On the other hand, new knitting techniques or recipes (and probably skateboarding and woodworking tips as well) are immediately available on the internet. For those things that a novice can do on their own, there’s more support available than ever.
The quote that stood out from the Lifelong Kindergarten reading was “A good day for me is just getting young people to help other young people,”
I love the idea of teachers as “connectors”. I think that kids love to help eachother (that they can be a teacher). I also use this strategy in my classroom. Students that have a problem need to ask another two students, and if they still dont know the anwser, they can ask me.
The quote from this week’s readings (Lifelong Kindergarten, excerpt from Chapter 4 )that intrigues me the following: “Clearly, there are big problems with the traditional teaching strategy of delivering instruction and information. So what’s the alternative?”

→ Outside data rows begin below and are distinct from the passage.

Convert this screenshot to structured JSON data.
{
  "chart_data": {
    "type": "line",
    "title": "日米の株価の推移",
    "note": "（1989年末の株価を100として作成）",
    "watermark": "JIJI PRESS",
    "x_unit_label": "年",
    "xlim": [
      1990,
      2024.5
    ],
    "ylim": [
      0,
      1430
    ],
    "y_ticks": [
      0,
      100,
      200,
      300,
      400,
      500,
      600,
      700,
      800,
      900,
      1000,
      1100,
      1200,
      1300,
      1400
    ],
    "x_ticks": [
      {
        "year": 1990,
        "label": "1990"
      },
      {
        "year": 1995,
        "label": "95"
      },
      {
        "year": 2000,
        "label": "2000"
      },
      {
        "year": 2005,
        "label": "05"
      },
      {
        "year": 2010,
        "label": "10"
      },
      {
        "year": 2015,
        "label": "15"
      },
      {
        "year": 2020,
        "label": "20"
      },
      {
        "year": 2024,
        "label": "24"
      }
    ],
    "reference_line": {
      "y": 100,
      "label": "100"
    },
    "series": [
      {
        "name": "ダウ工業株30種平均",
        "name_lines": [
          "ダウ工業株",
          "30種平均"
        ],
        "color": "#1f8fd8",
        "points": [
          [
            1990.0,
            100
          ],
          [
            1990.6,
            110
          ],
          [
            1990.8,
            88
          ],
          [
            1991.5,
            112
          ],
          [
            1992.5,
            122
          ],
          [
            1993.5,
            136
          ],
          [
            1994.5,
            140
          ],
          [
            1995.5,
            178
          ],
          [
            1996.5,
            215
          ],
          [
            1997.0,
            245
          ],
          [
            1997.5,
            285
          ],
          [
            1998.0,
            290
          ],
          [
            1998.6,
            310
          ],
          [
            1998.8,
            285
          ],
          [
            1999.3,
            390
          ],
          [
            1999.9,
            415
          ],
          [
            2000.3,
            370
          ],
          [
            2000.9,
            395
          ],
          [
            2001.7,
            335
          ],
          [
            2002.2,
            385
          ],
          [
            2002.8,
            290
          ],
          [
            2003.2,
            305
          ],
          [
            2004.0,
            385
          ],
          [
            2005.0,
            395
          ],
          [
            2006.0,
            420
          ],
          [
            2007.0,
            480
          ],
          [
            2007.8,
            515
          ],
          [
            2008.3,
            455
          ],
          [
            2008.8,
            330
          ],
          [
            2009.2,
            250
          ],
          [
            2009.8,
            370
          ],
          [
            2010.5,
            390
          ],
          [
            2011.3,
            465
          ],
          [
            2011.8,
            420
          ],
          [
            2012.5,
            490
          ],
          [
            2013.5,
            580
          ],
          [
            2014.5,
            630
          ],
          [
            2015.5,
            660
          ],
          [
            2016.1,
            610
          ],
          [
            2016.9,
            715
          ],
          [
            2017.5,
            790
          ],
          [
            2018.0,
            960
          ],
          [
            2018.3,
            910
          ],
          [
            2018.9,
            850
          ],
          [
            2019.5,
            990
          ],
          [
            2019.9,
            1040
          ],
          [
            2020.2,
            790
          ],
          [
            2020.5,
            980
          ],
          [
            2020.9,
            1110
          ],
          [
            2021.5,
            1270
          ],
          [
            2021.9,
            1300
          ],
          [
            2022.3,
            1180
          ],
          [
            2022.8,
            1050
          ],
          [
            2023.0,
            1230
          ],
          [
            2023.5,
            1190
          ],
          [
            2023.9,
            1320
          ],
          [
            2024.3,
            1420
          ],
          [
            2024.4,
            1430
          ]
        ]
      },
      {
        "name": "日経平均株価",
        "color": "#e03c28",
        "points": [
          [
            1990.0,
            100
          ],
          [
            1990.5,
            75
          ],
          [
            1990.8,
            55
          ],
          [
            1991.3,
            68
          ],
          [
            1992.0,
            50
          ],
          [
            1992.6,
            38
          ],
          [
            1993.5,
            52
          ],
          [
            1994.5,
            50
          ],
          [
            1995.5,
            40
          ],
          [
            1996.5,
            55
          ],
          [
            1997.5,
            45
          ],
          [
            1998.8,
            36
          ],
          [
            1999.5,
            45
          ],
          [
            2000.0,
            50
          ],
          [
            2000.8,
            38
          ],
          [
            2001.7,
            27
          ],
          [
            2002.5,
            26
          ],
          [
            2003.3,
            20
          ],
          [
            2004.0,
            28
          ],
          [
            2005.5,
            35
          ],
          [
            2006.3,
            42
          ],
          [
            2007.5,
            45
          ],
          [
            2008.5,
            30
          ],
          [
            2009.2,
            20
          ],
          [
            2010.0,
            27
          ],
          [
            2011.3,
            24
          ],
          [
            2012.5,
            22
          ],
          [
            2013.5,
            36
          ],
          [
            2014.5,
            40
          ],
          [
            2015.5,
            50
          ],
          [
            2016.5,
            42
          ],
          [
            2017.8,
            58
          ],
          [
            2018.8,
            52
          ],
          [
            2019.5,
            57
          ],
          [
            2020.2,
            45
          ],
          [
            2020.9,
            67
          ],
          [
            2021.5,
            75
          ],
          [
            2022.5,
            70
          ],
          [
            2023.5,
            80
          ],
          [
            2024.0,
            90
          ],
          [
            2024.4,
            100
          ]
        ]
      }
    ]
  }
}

This quote, along with related ideas from the reading, critically describes, without disparaging, the issues common to many contemporary American public schools. I think innovating away from the problem is one alternative, but it feels risky because we still want to use the established systems we have built up to prepare students for life after and outside of school. I find that many students depend on the structure and support they receive in school.
So my question is: beyond what is discussed in the reading, where is the good middle ground between more traditional models of learning and innovative new ideas?
I really liked this quote from the end of the chapter excerpt: “Some people expect that new technologies will reduce the need for teachers, as learners gain access to computerized tutors that can provide advice whenever it’s needed. I expect the opposite: New technologies will greatly expand the number of teachers- if we think about teaching in the right way.”
This made me wonder… How can we shift and disrupt the role of “teacher” in all of our learning spaces (classrooms, business meetings, online communities, playgrounds, etc.)? How can we give the youth we work with the chance to teach us and teach one another? Scratch is such an authentic way to do this, and I want to know other ways to do so that involve other technologies (and some that involve no technologies at all).
“When you teach a child something, you take away forever his chance of discovering it for himself.”
This is similar to the advice I gave the parents of my students this week. I assigned 4 multi-step word problems for homework one night this week to my 4th graders. I emailed the parents the answers, and some talking points for the problems, such as the names of some strategies that might work…but I cautioned the parents to not “steal the struggle.” I advised them that they could tell their child if they had arrived at a correct answer, but not to tell them or show them how to do solve the problems.
One of my favorite quotes is from a gifted education specialist. Sylvia Rimm says, “The surest path to positive self-esteem is to succeed at something which one perceived would be difficult. Each time we steal a student’s struggle by insisting they do work too easy for them, we steal their opportunity to have an esteem-building experience.”
As an educator my challenge is to create an environment that allows failure, and rewords innovation and perseverance. Allowing children to work with peers makes these ideas less scary to children.